Puis Joyce a lu un passage de la postface de son roman avant de terminer cette rencontre.

Un grand merci à la librairie Coiffard et à Joyce Maynard évidemment que j’adore encore plus 😉

♣♣♣

Pour les curieux, mon billet racontant ma rencontre précédente (lors de la sortie de son livre « Les règles d’usage » est ici.

 

 

Et pourquoi pas

8 commentaires

Mes échappées livresques 10 octobre 2017 - 10 h 01 min

Ayant été touchée par son autobiographie, j’aurais adoré être à cette soirée également! Une rencontre passionnante!

Electra 10 octobre 2017 - 11 h 48 min

Oui, tu aurais aimée ! sa voix, son sourire et sa joie de vivre malgré les épreuves 😉

Marie-Claude 10 octobre 2017 - 14 h 05 min

Merci, merci et merci!
J’Ignorais que Oates s’était remariée.
Jamais deux sans trois?!
Oui, il faut célébrer la vie! Toujours!

Electra 10 octobre 2017 - 14 h 14 min

De rien ! J’espère que tu as eu l’impression d’être un peu à mes côtés oui elle s’est remariée. Toujours célébrer le cadeau de la vie !

Jackie Brown 13 octobre 2017 - 20 h 00 min

J’ai été surprise qu’elle raconte cette histoire avec Doug. Mais c’est sûr que si tu as décidé d’être franche, tu vas jusqu’au bout. Et je dois dire que ça apportait un peu d’humour avant la tristesse de la suite.
J’ai trouvé aussi génial (n’ayons pas peur des mots) que Joyce Maynard parle comme ça d’Obamacare. Malheureusement, ce ne sont pas les bonnes personnes qui liront ce livre.
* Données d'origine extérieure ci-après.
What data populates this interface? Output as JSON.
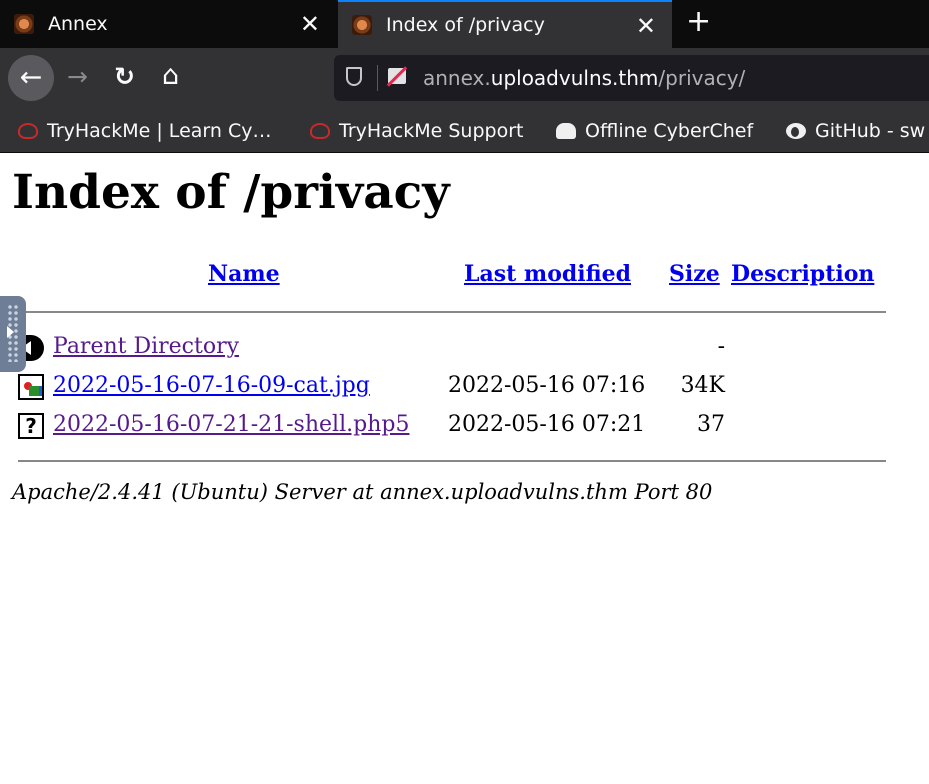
{
  "tabs": [
    {
      "title": "Annex",
      "close": "✕"
    },
    {
      "title": "Index of /privacy",
      "close": "✕"
    }
  ],
  "new_tab_label": "+",
  "nav": {
    "back_icon": "←",
    "forward_icon": "→",
    "reload_icon": "↻",
    "home_icon": "⌂"
  },
  "url": {
    "prefix": "annex.",
    "host": "uploadvulns.thm",
    "path": "/privacy/"
  },
  "bookmarks": [
    {
      "label": "TryHackMe | Learn Cy…",
      "icon": "tryhackme-icon"
    },
    {
      "label": "TryHackMe Support",
      "icon": "tryhackme-icon"
    },
    {
      "label": "Offline CyberChef",
      "icon": "cyberchef-icon"
    },
    {
      "label": "GitHub - sw",
      "icon": "github-icon"
    }
  ],
  "page": {
    "heading": "Index of /privacy",
    "columns": {
      "name": "Name",
      "last_modified": "Last modified",
      "size": "Size",
      "description": "Description"
    },
    "rows": [
      {
        "name": "Parent Directory",
        "date": "",
        "size": "-",
        "icon": "back-icon"
      },
      {
        "name": "2022-05-16-07-16-09-cat.jpg",
        "date": "2022-05-16 07:16",
        "size": "34K",
        "icon": "image-file-icon"
      },
      {
        "name": "2022-05-16-07-21-21-shell.php5",
        "date": "2022-05-16 07:21",
        "size": "37",
        "icon": "unknown-file-icon"
      }
    ],
    "footer": "Apache/2.4.41 (Ubuntu) Server at annex.uploadvulns.thm Port 80"
  }
}
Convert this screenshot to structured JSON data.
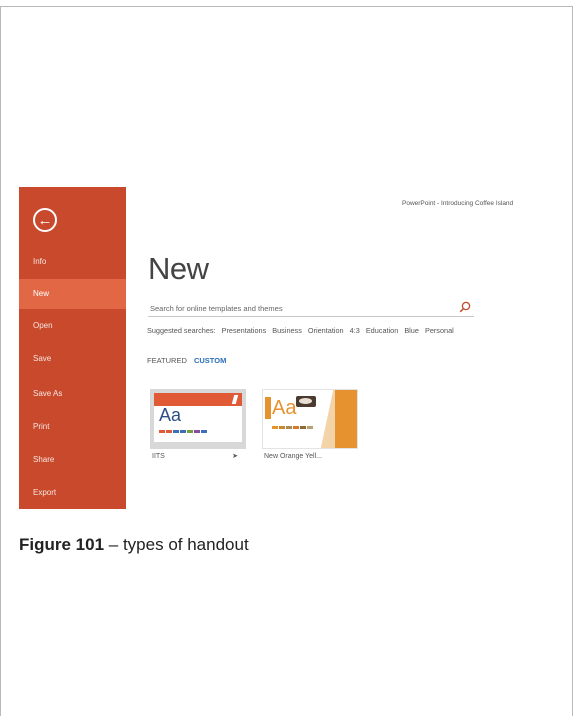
{
  "app": {
    "title": "PowerPoint - Introducing Coffee Island"
  },
  "backstage": {
    "back_icon": "back-arrow-icon",
    "nav_items": [
      {
        "label": "Info",
        "active": false
      },
      {
        "label": "New",
        "active": true
      },
      {
        "label": "Open",
        "active": false
      },
      {
        "label": "Save",
        "active": false
      },
      {
        "label": "Save As",
        "active": false
      },
      {
        "label": "Print",
        "active": false
      },
      {
        "label": "Share",
        "active": false
      },
      {
        "label": "Export",
        "active": false
      }
    ]
  },
  "main": {
    "heading": "New",
    "search": {
      "placeholder": "Search for online templates and themes",
      "icon": "search-icon"
    },
    "suggested": {
      "label": "Suggested searches:",
      "items": [
        "Presentations",
        "Business",
        "Orientation",
        "4:3",
        "Education",
        "Blue",
        "Personal"
      ]
    },
    "tabs": {
      "featured": "FEATURED",
      "custom": "CUSTOM"
    },
    "templates": [
      {
        "name": "IITS",
        "thumb_text": "Aa",
        "pin_icon": "pin-icon"
      },
      {
        "name": "New Orange Yell...",
        "thumb_text": "Aa"
      }
    ]
  },
  "caption": {
    "figure": "Figure 101",
    "text": "– types of handout"
  },
  "colors": {
    "backstage": "#c8492c",
    "backstage_active": "#e26845",
    "accent_blue": "#2b6ebc"
  }
}
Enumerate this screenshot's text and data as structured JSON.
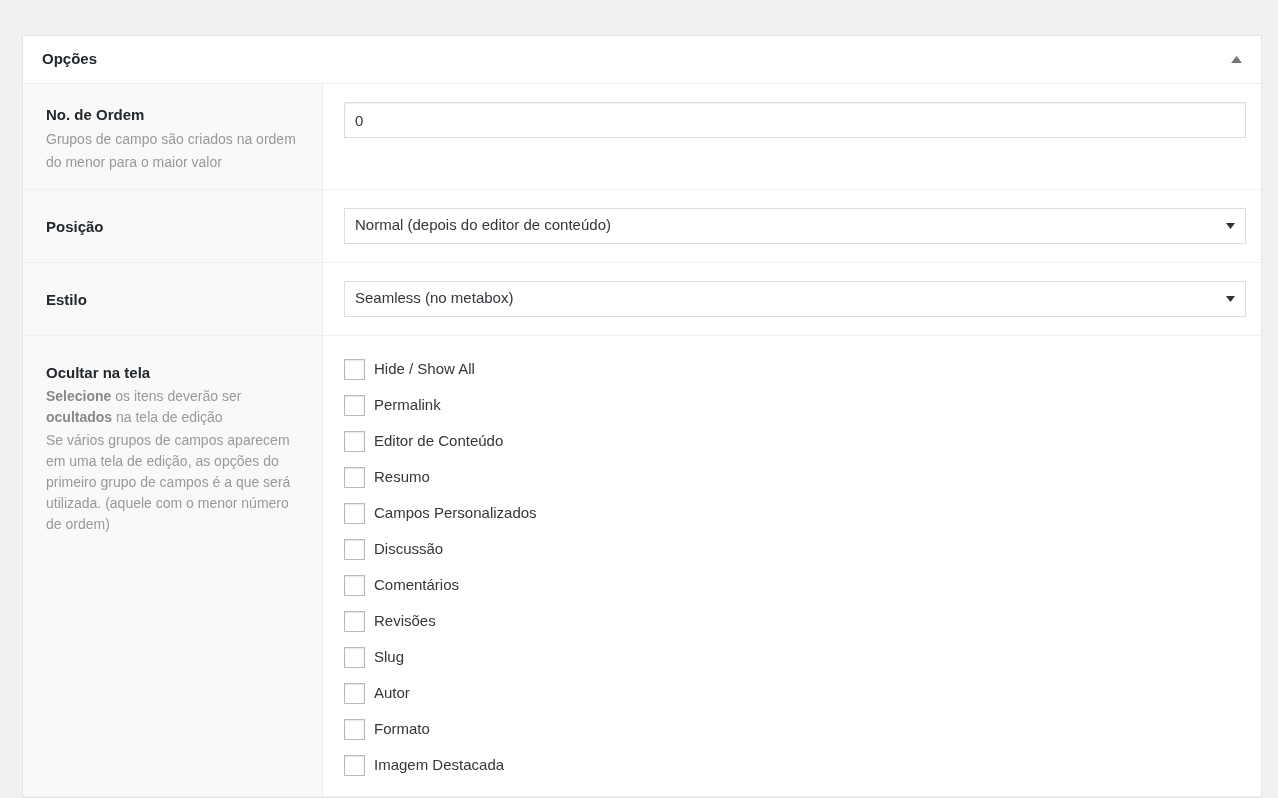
{
  "panel": {
    "title": "Opções",
    "expanded": true
  },
  "rows": [
    {
      "kind": "text",
      "label": "No. de Ordem",
      "description": [
        "Grupos de campo são criados na ordem",
        "do menor para o maior valor"
      ],
      "value": "0"
    },
    {
      "kind": "select",
      "label": "Posição",
      "value": "Normal (depois do editor de conteúdo)"
    },
    {
      "kind": "select",
      "label": "Estilo",
      "value": "Seamless (no metabox)"
    },
    {
      "kind": "checklist",
      "label": "Ocultar na tela",
      "description": [
        "**Selecione** os itens deverão ser **ocultados** na tela de edição",
        "Se vários grupos de campos aparecem em uma tela de edição, as opções do primeiro grupo de campos é a que será utilizada. (aquele com o menor número de ordem)"
      ],
      "options": [
        {
          "label": "Hide / Show All",
          "checked": false
        },
        {
          "label": "Permalink",
          "checked": false
        },
        {
          "label": "Editor de Conteúdo",
          "checked": false
        },
        {
          "label": "Resumo",
          "checked": false
        },
        {
          "label": "Campos Personalizados",
          "checked": false
        },
        {
          "label": "Discussão",
          "checked": false
        },
        {
          "label": "Comentários",
          "checked": false
        },
        {
          "label": "Revisões",
          "checked": false
        },
        {
          "label": "Slug",
          "checked": false
        },
        {
          "label": "Autor",
          "checked": false
        },
        {
          "label": "Formato",
          "checked": false
        },
        {
          "label": "Imagem Destacada",
          "checked": false
        }
      ]
    }
  ]
}
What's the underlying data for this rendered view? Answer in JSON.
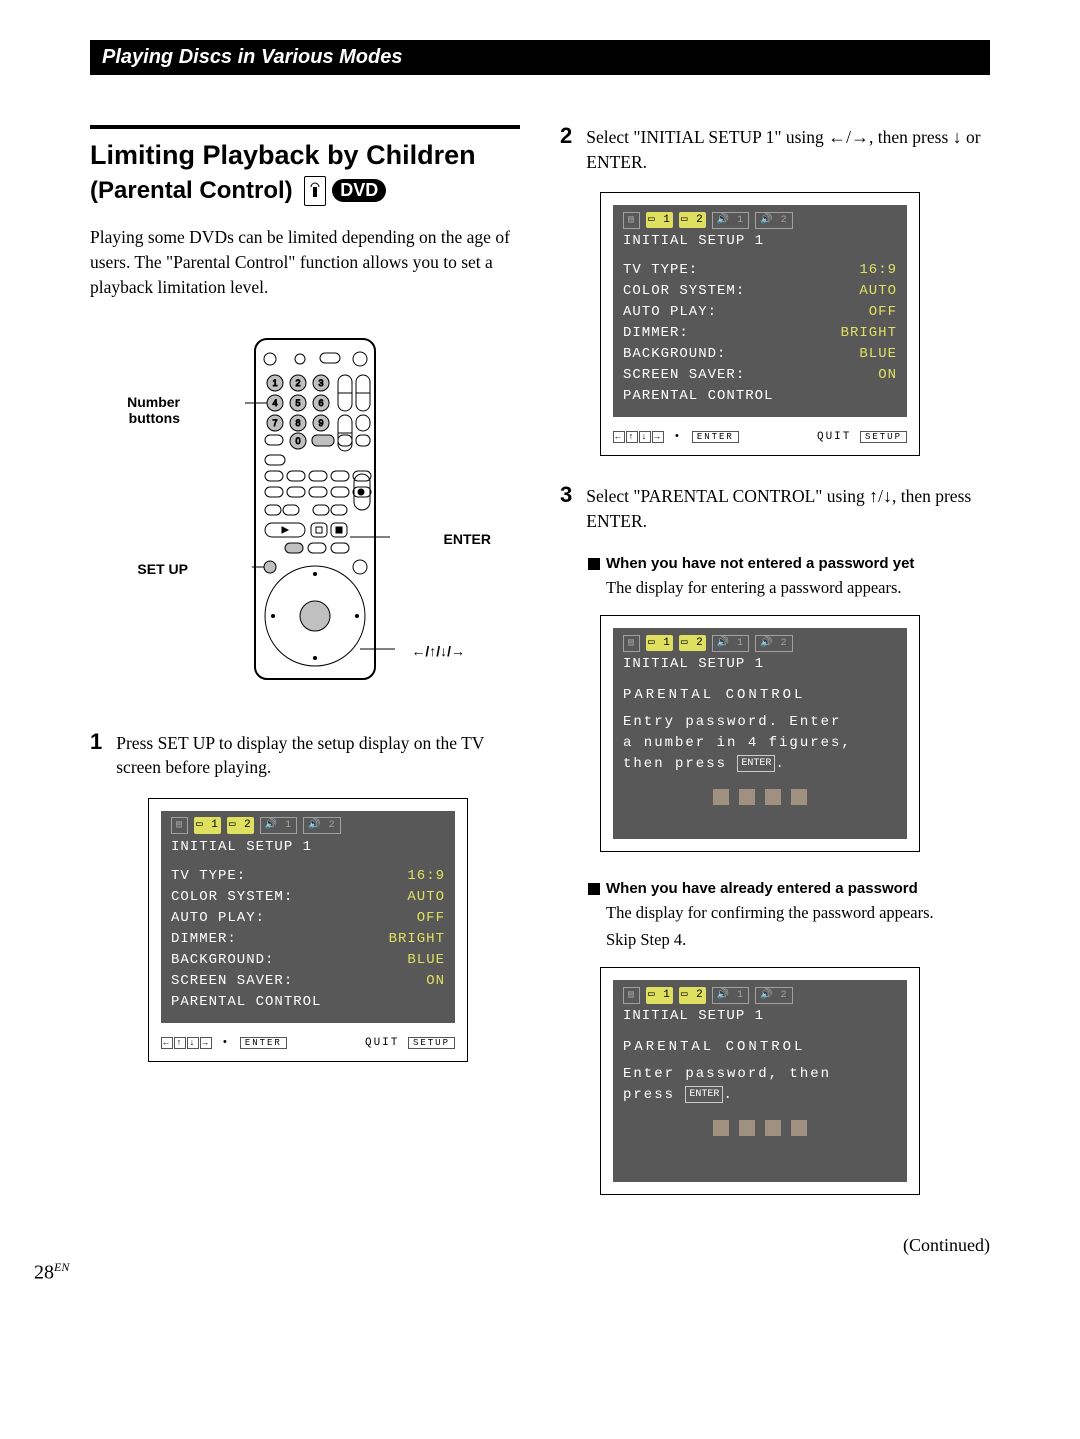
{
  "section_header": "Playing Discs in Various Modes",
  "title_line1": "Limiting Playback by Children",
  "title_line2": "(Parental Control)",
  "dvd_badge": "DVD",
  "intro": "Playing some DVDs can be limited depending on the age of users.  The \"Parental Control\" function allows you to set a playback limitation level.",
  "remote_labels": {
    "numbers": "Number buttons",
    "setup": "SET UP",
    "enter": "ENTER",
    "arrows": "</>/M/m/,"
  },
  "step1": {
    "n": "1",
    "text": "Press SET UP to display the setup display on the TV screen before playing."
  },
  "step2": {
    "n": "2",
    "text_a": "Select \"INITIAL SETUP 1\" using ",
    "arrows": "</,",
    "text_b": ", then press ",
    "arrow2": "m",
    "text_c": " or ENTER."
  },
  "step3": {
    "n": "3",
    "text_a": "Select \"PARENTAL CONTROL\" using ",
    "arrows": ">/m",
    "text_b": ", then press ENTER."
  },
  "osd": {
    "icon_bar": {
      "hl1": "1",
      "hl2": "2",
      "sp1": "1",
      "sp2": "2"
    },
    "title": "INITIAL SETUP 1",
    "rows": [
      {
        "label": "TV TYPE:",
        "value": "16:9"
      },
      {
        "label": "COLOR SYSTEM:",
        "value": "AUTO"
      },
      {
        "label": "AUTO PLAY:",
        "value": "OFF"
      },
      {
        "label": "DIMMER:",
        "value": "BRIGHT"
      },
      {
        "label": "BACKGROUND:",
        "value": "BLUE"
      },
      {
        "label": "SCREEN SAVER:",
        "value": "ON"
      },
      {
        "label": "PARENTAL CONTROL",
        "value": ""
      }
    ],
    "foot_enter": "ENTER",
    "foot_quit": "QUIT",
    "foot_setup": "SETUP"
  },
  "osd_pw_new": {
    "sub": "PARENTAL CONTROL",
    "msg1": "Entry password.  Enter",
    "msg2": "a  number  in  4  figures,",
    "msg3": "then  press  ",
    "enter": "ENTER"
  },
  "osd_pw_exist": {
    "sub": "PARENTAL CONTROL",
    "msg1": "Enter  password,   then",
    "msg2": "press   ",
    "enter": "ENTER"
  },
  "subhead1": "When you have not entered a password yet",
  "subbody1": "The display for entering a password appears.",
  "subhead2": "When you have already entered a password",
  "subbody2a": "The display for confirming the password appears.",
  "subbody2b": "Skip Step 4.",
  "continued": "(Continued)",
  "page_num": "28",
  "page_suffix": "EN"
}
Electra 13 octobre 2017 - 20 h 04 min

Oui je te rejoins ! Elle a vraiment défendu le système de santé dont elle a pu profiter. Pour Doug, elle voulait aussi montrer l’autre côté pas seulement le succès de sa rencontre avec Jim. Elle est très sympa et son honnêteté est rafraîchissante

La Rousse Bouquine 20 octobre 2017 - 11 h 32 min

Ok. Je suis officiellement méga jalouse. Et je veux lire son bouquin. (tous, en fait).

Electra 20 octobre 2017 - 12 h 32 min

j’ai pas encore tout lu non plus ! Ils m’attendent à la maison.